With about 10,000 people living in Sooke, some might call it a small town. Don’t tell that to Waylon Simba from Kakisa, Northwest Territories that boasts a population of 52.

Simba, along with another high school student named Jaypiti Olayuk from Nunavut, is here until Aug. 17 on a five-week work exchange program through Northern Youth Abroad. It is an organization that focuses on providing cross-cultural work experience for youth from those two provinces aged 15 to 22.

“The biggest difference (here) is the city, (and) riding the bus,” says Simba with a slight accent, a tall soft-spoken 17-year-old dressed in a hoodie and ball cap much like any other local teen.

His slightly more outgoing friend, 18-year-old Olayuk, is wearing an almost matching outfit. It’s hard to believe that he comes from Artic Bay, Nunavut -- the third norther most community in Canada with about 700 residents. That is, until he starts to talk about his favourite foods back home.

“I like muktuk (whale meat), Arctic char (fish), caribou, seal, rabbit,” says Olayuk. “We make soup, barbeque it, or just eat it raw.”

The pair is certainly getting to sample a slightly different menu here in B.C. His host family, Barry and Sue Ferrie, have taken them to experience the usual Canadian fare of sandwiches, hamburgers and pizza. But not everything is foreign to them, like pop. The prices, however, are.

“A can of Pepsi is five dollars in Nunavut,” says Sue Ferrie. “It’s eight dollars for a litre.”

Ferrie said these are the kinds of things she takes for granted that having the boys in her home have taught her.

“It has allowed us to see our community through fresh eyes.”

Ferrie and her husband first learned of the exchange program from reading an article in Victoria’s daily newspaper. It’s the first time they have hosted students, although she fondly recalls having one stay with her and her parents as a child that was “really really wonderful”.

The application process was comprehensive involving a lengthy application form, an interview and a police background check. There also has to be a volunteer position in the community arranged for them before they arrive. It just so happens that Ferrie sits the board of directors at the Sooke Options for Community Living Association.

“They have to have a minimum of 35 hours a week,” she says.

The association provides programs and services for families with children and adults with developmental and physical disabilities. Simba has been spending one-on-one time with handicapped children helping them through their day, and accompanying them out and about.

“We go to IMAX, the beach, crabbing,” says Simba.

Olayuk has also been spending time with kids, but mostly indoors, volunteering at SEAPARC Leisure Complex.

“(We do) swimming and games, sometimes adventures like going to other camps,” he says.

It’s a brand new experience for him -- Olayuk has never had a part-time job, while Simba says he’s cut grass and been a campground assistant. They hope the work they’ve done here will help them in their goal of returning to B.C. for post-secondary education.
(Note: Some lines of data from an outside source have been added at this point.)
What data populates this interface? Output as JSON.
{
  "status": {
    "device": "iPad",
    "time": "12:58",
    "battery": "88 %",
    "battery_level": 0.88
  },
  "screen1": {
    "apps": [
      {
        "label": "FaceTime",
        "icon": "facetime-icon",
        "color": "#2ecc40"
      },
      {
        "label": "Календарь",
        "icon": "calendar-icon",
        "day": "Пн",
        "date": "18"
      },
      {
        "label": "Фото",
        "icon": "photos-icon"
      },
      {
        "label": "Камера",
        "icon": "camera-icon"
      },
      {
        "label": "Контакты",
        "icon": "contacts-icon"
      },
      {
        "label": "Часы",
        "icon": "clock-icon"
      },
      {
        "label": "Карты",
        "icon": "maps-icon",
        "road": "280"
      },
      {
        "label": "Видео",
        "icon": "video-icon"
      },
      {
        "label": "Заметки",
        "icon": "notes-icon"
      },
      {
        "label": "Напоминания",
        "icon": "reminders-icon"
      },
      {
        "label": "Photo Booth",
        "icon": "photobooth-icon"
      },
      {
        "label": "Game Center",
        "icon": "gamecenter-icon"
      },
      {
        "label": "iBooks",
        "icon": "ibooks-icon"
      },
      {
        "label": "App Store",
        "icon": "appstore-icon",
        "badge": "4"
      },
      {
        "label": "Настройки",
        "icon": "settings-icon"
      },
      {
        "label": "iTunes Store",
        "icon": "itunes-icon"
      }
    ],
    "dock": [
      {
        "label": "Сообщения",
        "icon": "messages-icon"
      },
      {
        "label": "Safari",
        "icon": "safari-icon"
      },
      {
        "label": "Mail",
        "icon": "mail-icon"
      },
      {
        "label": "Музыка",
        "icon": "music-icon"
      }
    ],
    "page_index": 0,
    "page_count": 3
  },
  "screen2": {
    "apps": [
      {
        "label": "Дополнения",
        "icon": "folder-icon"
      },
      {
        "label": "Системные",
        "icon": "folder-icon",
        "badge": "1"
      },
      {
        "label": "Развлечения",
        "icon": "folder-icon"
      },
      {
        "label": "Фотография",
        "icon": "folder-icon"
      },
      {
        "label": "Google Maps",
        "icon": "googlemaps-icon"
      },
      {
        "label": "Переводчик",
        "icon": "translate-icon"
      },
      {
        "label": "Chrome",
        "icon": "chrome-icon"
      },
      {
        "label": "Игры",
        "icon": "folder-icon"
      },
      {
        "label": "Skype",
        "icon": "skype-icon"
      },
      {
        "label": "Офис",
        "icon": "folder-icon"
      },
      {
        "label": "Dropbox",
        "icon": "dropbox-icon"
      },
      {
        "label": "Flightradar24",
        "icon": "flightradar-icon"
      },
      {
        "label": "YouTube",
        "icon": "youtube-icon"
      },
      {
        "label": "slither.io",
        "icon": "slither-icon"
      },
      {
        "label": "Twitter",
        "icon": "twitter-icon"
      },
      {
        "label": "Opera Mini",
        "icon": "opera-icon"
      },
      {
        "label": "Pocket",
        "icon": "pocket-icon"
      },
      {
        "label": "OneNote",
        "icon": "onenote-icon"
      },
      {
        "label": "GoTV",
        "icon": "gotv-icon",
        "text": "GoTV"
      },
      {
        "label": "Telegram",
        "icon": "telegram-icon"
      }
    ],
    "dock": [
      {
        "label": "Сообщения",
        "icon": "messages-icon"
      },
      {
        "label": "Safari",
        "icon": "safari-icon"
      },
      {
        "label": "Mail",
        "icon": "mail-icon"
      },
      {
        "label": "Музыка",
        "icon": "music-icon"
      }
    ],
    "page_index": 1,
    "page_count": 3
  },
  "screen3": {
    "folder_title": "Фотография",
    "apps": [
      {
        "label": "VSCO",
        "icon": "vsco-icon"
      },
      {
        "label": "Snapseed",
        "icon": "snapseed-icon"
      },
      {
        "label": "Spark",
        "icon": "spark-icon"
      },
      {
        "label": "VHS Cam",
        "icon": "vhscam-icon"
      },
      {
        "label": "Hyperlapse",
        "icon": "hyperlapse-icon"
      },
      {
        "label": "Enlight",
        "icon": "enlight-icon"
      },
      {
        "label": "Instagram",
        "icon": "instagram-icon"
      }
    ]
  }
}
“I want to become a sports coach,” says Olayuk.“Carpenter,” counters Simba.

The duo is equally enamoured with their host country because of luxuries such as public transportation -- both describe taking the bus as a memorable activity -- and the temperate climate. In the winter, temperatures in the northern provinces can dip to -40 C.

As for Ferrie, she says she would love to be part of the process again.

“They have taught us some very interesting things,” she says, recalling a story Olayuk told her where the Inuit people believe the northern lights to be the animal kingdom’s heaven.

“We would have them back in a heartbeat.”